Toutes les conditions sont réunies pour que le jeu soit efficace et mène progressivement à l’orgasme désiré.

L’Andromaque du point de vue masculin

Quant à l’homme désirant maîtriser son éjaculation, il doit rechercher une position décontractée rendant le jeu érotique possible, facile. Il peut ainsi se détacher d’une excitation qui ne proviendrait que du va-et-vient dans le vagin, approche assez difficile avec la position du missionnaire. En position d’Andromaque, il bouge peu (pour que son cerveau se décrispe et qu’il perde son appréhension d’être pris par surprise) et reste excité par la vue du corps de sa compagne (ses hanches et ses seins, comme son visage); les caresses et les baisers, faciles à donner et à échanger, jouent également un rôle important. La variété des occupations érotiques possibles entraînera son esprit loin de ses peurs. La sexualité pourra cesser d’être une épreuve et retrouver son caractère ludique.

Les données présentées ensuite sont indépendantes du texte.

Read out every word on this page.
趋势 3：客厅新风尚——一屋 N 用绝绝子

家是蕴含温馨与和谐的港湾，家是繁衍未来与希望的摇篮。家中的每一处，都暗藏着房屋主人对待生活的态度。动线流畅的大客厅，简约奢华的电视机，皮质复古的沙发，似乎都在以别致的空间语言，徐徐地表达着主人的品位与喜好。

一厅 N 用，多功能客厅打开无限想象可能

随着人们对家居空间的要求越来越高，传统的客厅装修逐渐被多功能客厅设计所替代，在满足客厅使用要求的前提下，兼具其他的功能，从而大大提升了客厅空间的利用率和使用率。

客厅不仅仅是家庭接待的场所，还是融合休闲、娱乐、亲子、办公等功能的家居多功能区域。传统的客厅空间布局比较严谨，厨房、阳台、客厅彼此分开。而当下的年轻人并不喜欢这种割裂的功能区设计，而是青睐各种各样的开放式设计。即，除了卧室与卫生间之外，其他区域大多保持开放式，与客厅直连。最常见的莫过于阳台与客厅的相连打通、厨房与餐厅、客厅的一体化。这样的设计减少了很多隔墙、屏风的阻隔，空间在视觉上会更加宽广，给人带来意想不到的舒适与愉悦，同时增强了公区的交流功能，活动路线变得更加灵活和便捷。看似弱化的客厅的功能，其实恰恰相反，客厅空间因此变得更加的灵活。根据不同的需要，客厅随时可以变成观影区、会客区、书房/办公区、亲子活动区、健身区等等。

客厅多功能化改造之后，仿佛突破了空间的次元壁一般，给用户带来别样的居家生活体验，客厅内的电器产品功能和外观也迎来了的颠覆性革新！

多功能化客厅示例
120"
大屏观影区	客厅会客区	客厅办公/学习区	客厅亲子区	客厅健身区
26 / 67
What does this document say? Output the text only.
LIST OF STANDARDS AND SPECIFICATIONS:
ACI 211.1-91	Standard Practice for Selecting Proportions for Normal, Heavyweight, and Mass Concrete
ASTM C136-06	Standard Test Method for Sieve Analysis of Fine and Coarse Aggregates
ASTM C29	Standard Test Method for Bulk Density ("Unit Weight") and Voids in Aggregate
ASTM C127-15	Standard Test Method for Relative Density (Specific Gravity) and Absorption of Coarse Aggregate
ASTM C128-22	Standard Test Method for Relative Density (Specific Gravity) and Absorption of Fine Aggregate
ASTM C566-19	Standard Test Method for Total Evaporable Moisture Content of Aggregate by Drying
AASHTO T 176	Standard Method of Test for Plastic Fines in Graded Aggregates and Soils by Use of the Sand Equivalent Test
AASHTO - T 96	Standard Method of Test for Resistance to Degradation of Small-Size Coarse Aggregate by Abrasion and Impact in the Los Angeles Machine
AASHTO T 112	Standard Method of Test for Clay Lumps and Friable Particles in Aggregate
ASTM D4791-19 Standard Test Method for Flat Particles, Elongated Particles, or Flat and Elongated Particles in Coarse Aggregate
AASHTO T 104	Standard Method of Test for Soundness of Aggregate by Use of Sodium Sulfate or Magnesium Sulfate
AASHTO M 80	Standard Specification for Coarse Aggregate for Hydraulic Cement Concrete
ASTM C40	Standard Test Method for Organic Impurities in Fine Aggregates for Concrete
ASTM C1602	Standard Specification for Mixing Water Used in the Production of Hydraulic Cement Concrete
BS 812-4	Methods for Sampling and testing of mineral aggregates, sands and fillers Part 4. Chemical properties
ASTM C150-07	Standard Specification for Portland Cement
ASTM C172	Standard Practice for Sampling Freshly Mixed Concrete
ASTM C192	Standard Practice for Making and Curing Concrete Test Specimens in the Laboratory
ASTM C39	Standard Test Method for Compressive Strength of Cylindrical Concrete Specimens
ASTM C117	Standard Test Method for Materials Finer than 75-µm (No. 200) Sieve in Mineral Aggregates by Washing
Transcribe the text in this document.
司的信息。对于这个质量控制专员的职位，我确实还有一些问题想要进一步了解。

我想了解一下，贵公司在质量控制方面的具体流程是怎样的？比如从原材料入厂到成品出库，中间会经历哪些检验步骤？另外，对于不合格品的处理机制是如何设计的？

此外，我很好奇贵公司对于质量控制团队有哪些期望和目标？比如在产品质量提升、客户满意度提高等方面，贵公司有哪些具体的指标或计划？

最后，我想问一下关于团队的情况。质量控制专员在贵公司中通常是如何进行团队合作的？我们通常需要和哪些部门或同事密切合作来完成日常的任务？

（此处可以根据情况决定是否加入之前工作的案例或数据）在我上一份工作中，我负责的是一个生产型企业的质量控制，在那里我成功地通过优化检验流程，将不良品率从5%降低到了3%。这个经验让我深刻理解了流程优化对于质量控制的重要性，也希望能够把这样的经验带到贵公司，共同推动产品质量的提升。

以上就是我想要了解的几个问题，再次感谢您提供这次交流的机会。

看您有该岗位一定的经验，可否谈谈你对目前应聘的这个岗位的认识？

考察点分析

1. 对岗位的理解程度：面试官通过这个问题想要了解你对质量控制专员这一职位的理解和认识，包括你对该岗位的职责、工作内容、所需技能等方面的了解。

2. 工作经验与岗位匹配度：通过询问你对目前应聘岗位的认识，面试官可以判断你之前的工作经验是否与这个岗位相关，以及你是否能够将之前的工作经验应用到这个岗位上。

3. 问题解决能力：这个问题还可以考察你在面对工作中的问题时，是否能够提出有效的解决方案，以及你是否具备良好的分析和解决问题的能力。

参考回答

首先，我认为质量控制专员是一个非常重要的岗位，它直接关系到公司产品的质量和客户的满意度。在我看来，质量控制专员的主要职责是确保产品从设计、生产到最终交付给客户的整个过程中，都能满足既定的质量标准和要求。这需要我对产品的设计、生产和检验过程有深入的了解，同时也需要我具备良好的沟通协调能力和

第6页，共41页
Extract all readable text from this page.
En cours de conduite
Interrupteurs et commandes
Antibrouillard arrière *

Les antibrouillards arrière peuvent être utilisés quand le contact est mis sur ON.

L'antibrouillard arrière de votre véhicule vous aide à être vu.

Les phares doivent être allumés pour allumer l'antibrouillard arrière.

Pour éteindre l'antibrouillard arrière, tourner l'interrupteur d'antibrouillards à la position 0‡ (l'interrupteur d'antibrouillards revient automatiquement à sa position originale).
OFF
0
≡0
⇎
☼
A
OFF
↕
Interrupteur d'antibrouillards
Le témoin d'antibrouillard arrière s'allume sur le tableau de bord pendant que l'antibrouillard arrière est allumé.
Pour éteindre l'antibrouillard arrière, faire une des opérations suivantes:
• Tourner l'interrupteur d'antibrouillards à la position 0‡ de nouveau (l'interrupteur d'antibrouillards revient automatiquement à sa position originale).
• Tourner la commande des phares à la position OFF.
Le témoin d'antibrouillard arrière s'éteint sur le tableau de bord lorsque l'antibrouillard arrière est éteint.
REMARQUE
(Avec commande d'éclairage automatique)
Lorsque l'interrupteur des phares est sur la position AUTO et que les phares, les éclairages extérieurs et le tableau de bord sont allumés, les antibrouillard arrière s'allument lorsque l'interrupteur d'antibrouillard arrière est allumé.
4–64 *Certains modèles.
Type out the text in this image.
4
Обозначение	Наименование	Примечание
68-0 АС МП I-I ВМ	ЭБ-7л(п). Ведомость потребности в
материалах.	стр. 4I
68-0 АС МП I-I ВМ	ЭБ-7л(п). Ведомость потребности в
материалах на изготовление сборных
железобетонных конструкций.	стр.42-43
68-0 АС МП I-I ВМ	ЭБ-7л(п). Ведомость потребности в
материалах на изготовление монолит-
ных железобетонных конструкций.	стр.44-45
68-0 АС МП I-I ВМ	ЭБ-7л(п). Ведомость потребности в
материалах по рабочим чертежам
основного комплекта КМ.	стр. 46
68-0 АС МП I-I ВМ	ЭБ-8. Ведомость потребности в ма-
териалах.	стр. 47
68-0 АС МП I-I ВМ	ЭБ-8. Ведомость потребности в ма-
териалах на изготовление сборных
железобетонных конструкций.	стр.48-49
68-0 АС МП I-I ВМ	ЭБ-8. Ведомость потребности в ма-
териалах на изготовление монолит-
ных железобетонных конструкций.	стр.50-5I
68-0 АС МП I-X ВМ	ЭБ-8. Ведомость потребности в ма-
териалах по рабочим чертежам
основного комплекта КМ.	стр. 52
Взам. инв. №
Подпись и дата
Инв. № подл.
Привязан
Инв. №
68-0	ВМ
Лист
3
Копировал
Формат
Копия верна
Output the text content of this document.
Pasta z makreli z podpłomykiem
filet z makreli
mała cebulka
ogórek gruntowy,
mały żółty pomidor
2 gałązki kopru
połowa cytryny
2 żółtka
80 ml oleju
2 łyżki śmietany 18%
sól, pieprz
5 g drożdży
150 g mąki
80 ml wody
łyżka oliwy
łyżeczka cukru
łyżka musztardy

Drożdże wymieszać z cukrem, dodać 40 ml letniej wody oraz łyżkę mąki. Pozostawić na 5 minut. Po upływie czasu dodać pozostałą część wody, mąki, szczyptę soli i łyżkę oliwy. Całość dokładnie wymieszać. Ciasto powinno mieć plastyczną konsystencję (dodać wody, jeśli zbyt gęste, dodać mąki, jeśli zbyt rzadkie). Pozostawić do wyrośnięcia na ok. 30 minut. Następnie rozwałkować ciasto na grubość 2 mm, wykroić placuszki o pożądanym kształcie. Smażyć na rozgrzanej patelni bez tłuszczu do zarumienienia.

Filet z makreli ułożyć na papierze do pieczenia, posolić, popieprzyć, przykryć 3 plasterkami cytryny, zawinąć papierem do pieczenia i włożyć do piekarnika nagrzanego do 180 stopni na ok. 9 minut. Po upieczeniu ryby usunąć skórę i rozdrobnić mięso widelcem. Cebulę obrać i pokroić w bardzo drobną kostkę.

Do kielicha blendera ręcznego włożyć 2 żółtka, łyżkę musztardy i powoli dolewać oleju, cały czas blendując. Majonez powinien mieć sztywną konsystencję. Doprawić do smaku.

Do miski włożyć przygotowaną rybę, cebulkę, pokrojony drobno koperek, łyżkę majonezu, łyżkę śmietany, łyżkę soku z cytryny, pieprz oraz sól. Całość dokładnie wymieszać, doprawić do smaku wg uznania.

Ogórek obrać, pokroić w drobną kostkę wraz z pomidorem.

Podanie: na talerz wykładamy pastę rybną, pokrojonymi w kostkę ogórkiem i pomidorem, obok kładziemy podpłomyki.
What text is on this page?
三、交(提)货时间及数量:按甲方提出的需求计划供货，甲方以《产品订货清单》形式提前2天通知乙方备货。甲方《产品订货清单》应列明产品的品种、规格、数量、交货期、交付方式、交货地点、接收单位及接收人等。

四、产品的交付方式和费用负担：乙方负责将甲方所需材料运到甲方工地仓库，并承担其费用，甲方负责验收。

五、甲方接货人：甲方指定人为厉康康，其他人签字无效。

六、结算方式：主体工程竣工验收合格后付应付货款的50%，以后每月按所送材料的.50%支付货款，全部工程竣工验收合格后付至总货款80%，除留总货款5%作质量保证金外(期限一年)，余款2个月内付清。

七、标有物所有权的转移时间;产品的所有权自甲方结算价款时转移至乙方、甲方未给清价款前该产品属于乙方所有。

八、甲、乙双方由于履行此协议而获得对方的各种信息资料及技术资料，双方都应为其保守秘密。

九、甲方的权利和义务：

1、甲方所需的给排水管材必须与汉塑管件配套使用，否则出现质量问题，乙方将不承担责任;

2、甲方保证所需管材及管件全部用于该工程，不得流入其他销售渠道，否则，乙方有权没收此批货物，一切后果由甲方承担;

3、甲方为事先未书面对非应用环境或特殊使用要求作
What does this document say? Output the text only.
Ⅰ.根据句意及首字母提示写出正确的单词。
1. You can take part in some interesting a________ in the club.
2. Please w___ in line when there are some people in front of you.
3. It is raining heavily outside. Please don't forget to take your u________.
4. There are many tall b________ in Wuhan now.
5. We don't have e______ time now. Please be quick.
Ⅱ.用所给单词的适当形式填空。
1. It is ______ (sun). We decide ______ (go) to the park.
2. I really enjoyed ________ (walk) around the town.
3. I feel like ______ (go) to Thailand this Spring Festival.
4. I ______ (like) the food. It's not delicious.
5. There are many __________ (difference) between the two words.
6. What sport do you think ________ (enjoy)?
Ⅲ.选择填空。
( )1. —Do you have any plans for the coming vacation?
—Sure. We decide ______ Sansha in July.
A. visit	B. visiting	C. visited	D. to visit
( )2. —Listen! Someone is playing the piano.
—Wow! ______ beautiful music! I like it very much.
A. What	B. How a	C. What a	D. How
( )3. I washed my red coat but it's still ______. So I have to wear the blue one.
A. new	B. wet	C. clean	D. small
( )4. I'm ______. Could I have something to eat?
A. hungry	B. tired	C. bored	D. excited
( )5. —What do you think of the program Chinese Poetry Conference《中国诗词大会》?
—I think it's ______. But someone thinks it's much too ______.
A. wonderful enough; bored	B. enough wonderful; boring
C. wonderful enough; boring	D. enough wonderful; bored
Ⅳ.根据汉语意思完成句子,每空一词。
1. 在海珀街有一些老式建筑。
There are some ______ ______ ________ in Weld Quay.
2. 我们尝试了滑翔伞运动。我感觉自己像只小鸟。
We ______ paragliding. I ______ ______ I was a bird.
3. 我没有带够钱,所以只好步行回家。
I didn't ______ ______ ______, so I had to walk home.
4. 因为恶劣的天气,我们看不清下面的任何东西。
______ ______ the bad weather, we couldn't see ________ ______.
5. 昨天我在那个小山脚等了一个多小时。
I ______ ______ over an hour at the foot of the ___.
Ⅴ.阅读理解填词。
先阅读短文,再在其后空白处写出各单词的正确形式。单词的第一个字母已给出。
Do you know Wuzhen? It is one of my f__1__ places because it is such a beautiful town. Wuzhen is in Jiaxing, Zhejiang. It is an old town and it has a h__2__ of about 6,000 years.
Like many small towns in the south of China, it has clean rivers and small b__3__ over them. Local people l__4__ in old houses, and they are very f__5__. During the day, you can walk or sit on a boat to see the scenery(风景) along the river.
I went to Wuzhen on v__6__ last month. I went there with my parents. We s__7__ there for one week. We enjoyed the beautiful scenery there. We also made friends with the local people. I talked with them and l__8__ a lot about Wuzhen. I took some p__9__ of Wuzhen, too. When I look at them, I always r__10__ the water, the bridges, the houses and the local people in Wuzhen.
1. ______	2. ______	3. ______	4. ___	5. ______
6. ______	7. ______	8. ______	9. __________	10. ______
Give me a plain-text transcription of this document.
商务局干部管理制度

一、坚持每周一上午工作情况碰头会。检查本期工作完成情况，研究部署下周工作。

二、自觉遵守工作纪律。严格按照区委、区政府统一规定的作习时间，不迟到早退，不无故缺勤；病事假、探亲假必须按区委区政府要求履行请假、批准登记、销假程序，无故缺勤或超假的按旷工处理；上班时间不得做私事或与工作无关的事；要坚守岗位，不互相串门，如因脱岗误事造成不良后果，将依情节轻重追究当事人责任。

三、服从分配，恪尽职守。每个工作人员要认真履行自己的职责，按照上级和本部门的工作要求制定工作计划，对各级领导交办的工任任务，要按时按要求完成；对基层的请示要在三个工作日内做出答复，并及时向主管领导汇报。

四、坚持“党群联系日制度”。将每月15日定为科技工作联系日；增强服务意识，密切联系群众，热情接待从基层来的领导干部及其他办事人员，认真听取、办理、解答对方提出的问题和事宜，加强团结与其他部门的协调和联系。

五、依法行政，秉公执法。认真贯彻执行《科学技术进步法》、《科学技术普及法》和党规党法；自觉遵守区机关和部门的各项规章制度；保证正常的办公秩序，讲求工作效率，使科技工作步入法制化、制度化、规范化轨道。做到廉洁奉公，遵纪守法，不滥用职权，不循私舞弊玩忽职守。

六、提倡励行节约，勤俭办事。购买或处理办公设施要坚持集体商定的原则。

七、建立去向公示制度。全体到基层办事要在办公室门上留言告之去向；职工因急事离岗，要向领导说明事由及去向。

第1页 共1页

Au-delà de tout apprentissage, cette position est aussi pleine d’agréments. La femme peut ainsi jouer avec la verge en elle, explorer à sa fantaisie les mouvements qui feront varier les sensations qu’elle est susceptible d’en retirer. Et elle donnera ainsi à son compagnon le spectacle de son corps qui bouge et qui vit, celui de la montée de son désir et de son excitation : moments chargés d’érotisme aussi bien pour elle qui s’offre que pour lui qui en reçoit le cadeau.